Last week I have ported two chapters (the first 10 lessons) of the NeHe OpenGL lessons to make use of the Qt toolkit. You will notice that the code in Qt is much cleaner and simpler than the code in the original NeHe lessons. There is no need to create a rendering or device context yourself or anything like that, and input support like input from keyboard or mouse can simply be implemented by reimplementing one function. As an added bonus, your 3D applications will run on pretty much any platform.
First chapter: setting up an OpenGL window, polygons, colors, rotation, 3D shapes
After completing the first chapter, you will end up with a rotating pyramid and cube…
This video shows the end result (lesson 5).
You can download the Qt 4 source code for this chapter here.
Second chapter: texture mapping, texture filters, lighting, keyboard control, blending, moving bitmaps in 3D space, loading and moving through a 3D world
In the second chapter you will learn a lot about textures, among some other things. Sometimes we make use of QGLContext::bindTexture() to load an image, morph it into a texture and bind it to OpenGL all in one go. Other times we will do it manually because we want to specify the texture filter ourselves (but we do have QGLWidget::convertToGLFormat() which makes that easy as well).
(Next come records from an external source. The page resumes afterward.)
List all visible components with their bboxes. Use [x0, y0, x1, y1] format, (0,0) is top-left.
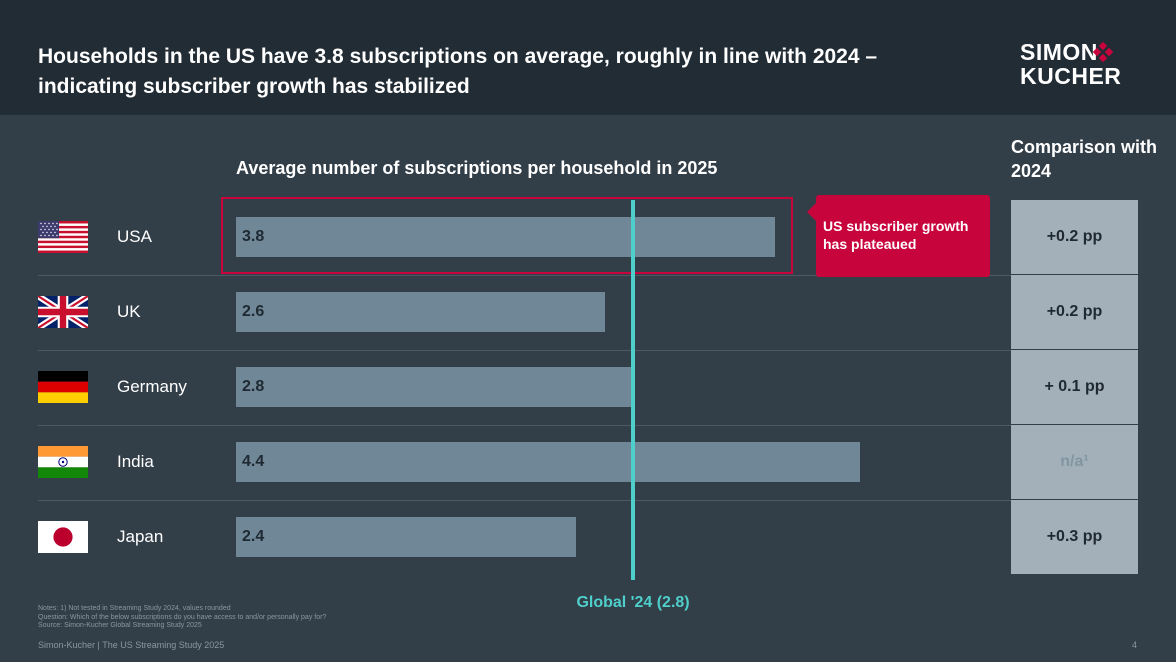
row-germany: Germany 2.8 + 0.1 pp: [38, 350, 1138, 426]
germany-flag-icon: [38, 371, 88, 403]
row-usa: USA 3.8 +0.2 pp: [38, 200, 1138, 276]
annotation-callout: US subscriber growth has plateaued: [807, 195, 990, 277]
country-label: Japan: [117, 527, 164, 546]
notes: Notes: 1) Not tested in Streaming Study …: [38, 605, 326, 631]
bar-uk: 2.6: [236, 292, 605, 332]
usa-flag-icon: [38, 221, 88, 253]
comparison-value: +0.3 pp: [1011, 500, 1138, 574]
simon-kucher-logo: SIMON KUCHER: [1020, 40, 1121, 88]
comparison-value: +0.2 pp: [1011, 200, 1138, 274]
comparison-value: n/a¹: [1011, 425, 1138, 499]
country-label: UK: [117, 302, 141, 321]
note-line: Source: Simon-Kucher Global Streaming St…: [38, 622, 202, 630]
logo-diamond-icon: [1093, 42, 1113, 62]
footer: Simon-Kucher | The US Streaming Study 20…: [38, 640, 225, 650]
logo-line-1: SIMON: [1020, 39, 1098, 65]
bar-germany: 2.8: [236, 367, 634, 407]
page-number: 4: [1132, 640, 1138, 650]
note-line: Notes: 1) Not tested in Streaming Study …: [38, 605, 231, 612]
country-label: Germany: [117, 377, 187, 396]
note-line: Question: Which of the below subscriptio…: [38, 613, 327, 621]
country-label: India: [117, 452, 154, 471]
country-label: USA: [117, 227, 152, 246]
comparison-value: + 0.1 pp: [1011, 350, 1138, 424]
row-japan: Japan 2.4 +0.3 pp: [38, 500, 1138, 575]
bar-japan: 2.4: [236, 517, 577, 557]
bar-value-label: 2.6: [242, 303, 265, 320]
page-title: Households in the US have 3.8 subscripti…: [38, 45, 878, 98]
uk-flag-icon: [38, 296, 88, 328]
india-flag-icon: [38, 446, 88, 478]
usa-highlight-box: [221, 197, 793, 274]
japan-flag-icon: [38, 521, 88, 553]
bar-india: 4.4: [236, 442, 860, 482]
annotation-text: US subscriber growth has plateaued: [823, 218, 969, 252]
bar-value-label: 4.4: [242, 453, 265, 470]
chart-title: Average number of subscriptions per hous…: [236, 158, 718, 178]
global-reference-line: [631, 200, 636, 580]
bar-value-label: 3.8: [242, 228, 265, 245]
bar-value-label: 2.4: [242, 528, 265, 545]
header-band: Households in the US have 3.8 subscripti…: [0, 0, 1176, 115]
comparison-title: Comparison with 2024: [1011, 137, 1158, 181]
row-india: India 4.4 n/a¹: [38, 425, 1138, 501]
logo-line-2: KUCHER: [1020, 63, 1122, 89]
comparison-value: +0.2 pp: [1011, 275, 1138, 349]
global-reference-label: Global '24 (2.8): [576, 594, 690, 611]
bar-usa: 3.8: [236, 217, 775, 257]
bar-value-label: 2.8: [242, 378, 265, 395]
row-uk: UK 2.6 +0.2 pp: [38, 275, 1138, 351]
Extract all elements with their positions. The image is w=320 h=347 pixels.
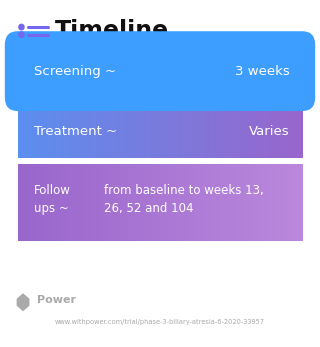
Circle shape <box>19 32 24 37</box>
Text: from baseline to weeks 13,
26, 52 and 104: from baseline to weeks 13, 26, 52 and 10… <box>104 184 264 215</box>
Text: Timeline: Timeline <box>54 19 169 43</box>
Text: Varies: Varies <box>249 125 290 138</box>
Text: www.withpower.com/trial/phase-3-biliary-atresia-6-2020-33957: www.withpower.com/trial/phase-3-biliary-… <box>55 319 265 325</box>
Text: Power: Power <box>37 295 76 305</box>
Polygon shape <box>17 293 29 311</box>
FancyBboxPatch shape <box>5 31 315 111</box>
Text: Follow
ups ~: Follow ups ~ <box>34 184 70 215</box>
Circle shape <box>19 24 24 30</box>
Text: Screening ~: Screening ~ <box>34 65 116 78</box>
Text: 3 weeks: 3 weeks <box>235 65 290 78</box>
Text: Treatment ~: Treatment ~ <box>34 125 117 138</box>
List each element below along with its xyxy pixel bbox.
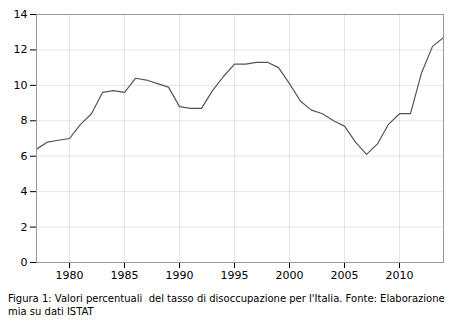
svg-text:6: 6 [21, 150, 28, 163]
svg-text:1990: 1990 [166, 269, 194, 282]
svg-text:12: 12 [14, 43, 28, 56]
svg-text:0: 0 [21, 256, 28, 269]
svg-text:4: 4 [21, 185, 28, 198]
svg-text:2: 2 [21, 221, 28, 234]
svg-text:1995: 1995 [221, 269, 249, 282]
svg-text:2005: 2005 [331, 269, 359, 282]
svg-text:8: 8 [21, 114, 28, 127]
svg-text:1980: 1980 [56, 269, 84, 282]
svg-text:1985: 1985 [111, 269, 139, 282]
svg-text:2000: 2000 [276, 269, 304, 282]
svg-text:2010: 2010 [386, 269, 414, 282]
html-text:Figura 1: Valori percentuali d: Figura 1: Valori percentuali del tasso d… [8, 293, 451, 317]
svg-text:10: 10 [14, 79, 28, 92]
svg-text:14: 14 [14, 8, 28, 21]
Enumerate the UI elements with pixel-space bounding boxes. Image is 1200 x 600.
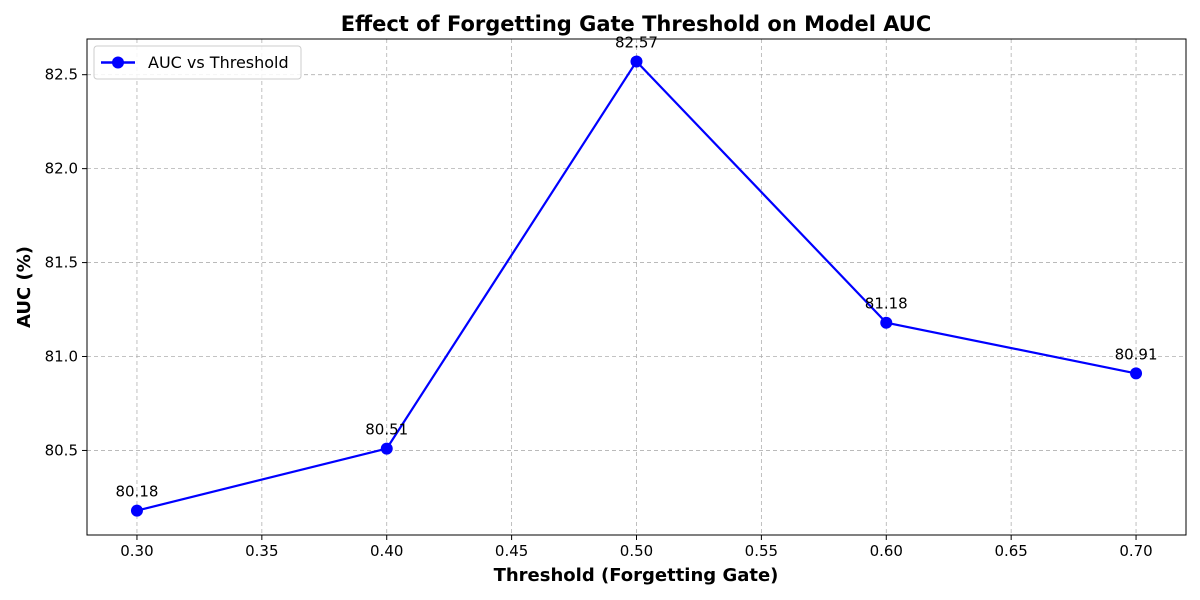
data-point <box>630 55 643 68</box>
x-tick-label: 0.65 <box>994 542 1027 560</box>
chart-title: Effect of Forgetting Gate Threshold on M… <box>341 12 932 36</box>
y-tick-label: 80.5 <box>45 441 78 459</box>
y-tick-label: 82.5 <box>45 66 78 84</box>
y-tick-label: 82.0 <box>45 160 78 178</box>
x-tick-label: 0.55 <box>745 542 778 560</box>
data-point <box>130 504 143 517</box>
data-point <box>1130 367 1143 380</box>
data-point <box>380 442 393 455</box>
y-tick-label: 81.0 <box>45 348 78 366</box>
data-point <box>880 316 893 329</box>
x-axis-label: Threshold (Forgetting Gate) <box>494 565 779 586</box>
x-tick-label: 0.60 <box>870 542 903 560</box>
legend: AUC vs Threshold <box>93 45 302 80</box>
legend-label: AUC vs Threshold <box>148 53 289 72</box>
x-tick-label: 0.40 <box>370 542 403 560</box>
x-tick-label: 0.35 <box>245 542 278 560</box>
y-axis-label: AUC (%) <box>14 246 35 328</box>
y-tick-label: 81.5 <box>45 254 78 272</box>
x-tick-label: 0.30 <box>120 542 153 560</box>
x-tick-label: 0.50 <box>620 542 653 560</box>
legend-box <box>93 45 302 80</box>
data-label: 80.18 <box>115 483 158 501</box>
x-tick-label: 0.45 <box>495 542 528 560</box>
legend-marker-swatch <box>112 56 124 69</box>
data-label: 80.91 <box>1115 345 1158 363</box>
x-tick-label: 0.70 <box>1119 542 1152 560</box>
series-layer: 80.18 80.51 82.57 81.18 80.91 <box>115 34 1158 517</box>
data-label: 82.57 <box>615 34 658 52</box>
data-label: 81.18 <box>865 295 908 313</box>
tick-layer: 0.30 0.35 0.40 0.45 0.50 0.55 0.60 0.65 0.70 80.5… <box>45 66 1153 560</box>
data-label: 80.51 <box>365 421 408 439</box>
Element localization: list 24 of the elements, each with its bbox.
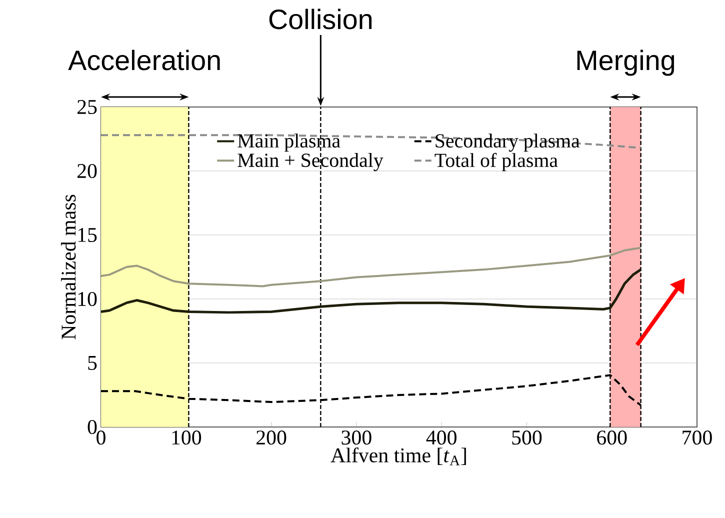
band-label: Merging — [577, 50, 674, 76]
ref-line-label: Collision — [269, 8, 372, 30]
band-label: Acceleration — [68, 50, 220, 70]
x-axis-title: Alfven time [t$_{A}$] — [330, 447, 466, 466]
y-tick-label: 10 — [78, 292, 97, 306]
y-axis-title: Normalized mass — [61, 194, 76, 340]
legend-label: Total of plasma — [434, 152, 558, 172]
y-tick-label: 25 — [77, 100, 97, 114]
line-series — [100, 268, 642, 314]
x-tick-label: 300 — [342, 430, 372, 445]
x-tick-label: 400 — [426, 430, 456, 445]
y-tick-label: 15 — [78, 228, 97, 242]
y-tick-label: 20 — [77, 164, 97, 178]
x-tick-label: 700 — [682, 430, 712, 445]
x-tick-label: 500 — [512, 430, 542, 445]
legend-label: Secondary plasma — [436, 134, 580, 152]
line-series — [100, 246, 642, 288]
legend-label: Main plasma — [238, 134, 340, 152]
legend-label: Main + Secondaly — [238, 152, 384, 172]
x-tick-label: 200 — [256, 430, 286, 445]
y-tick-label: 5 — [88, 356, 97, 370]
x-tick-label: 600 — [597, 430, 627, 445]
x-tick-label: 100 — [172, 430, 202, 445]
y-tick-label: 0 — [88, 420, 97, 434]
To handle keypresses we simply reimplement keyPressEvent(). To load in the 3D world from the file we make use of the excellent QFile and QTextStream classes. As an added bonus, we also make use of QGLWidget::renderText() to show the user what has changed when a key is pressed inside the OpenGL window. Lesson 9 also features a bonus fade-in effect for the revived stars. This makes the effect look much cooler.
This video shows the result of adding texture filters, lighting and keyboard control (lesson 7)
This video shows the result of all the above plus blending (lesson 8)
This video shows the result of moving bitmaps in 3D space (lesson 9)
This video shows the result of moving through a very simple 3D world (lesson 10)
You can download the Qt 4 source code for this chapter here.
The third and fourth chapter are almost complete as well, but I will give you the Qt ports of those chapters another time. Perhaps tomorrow.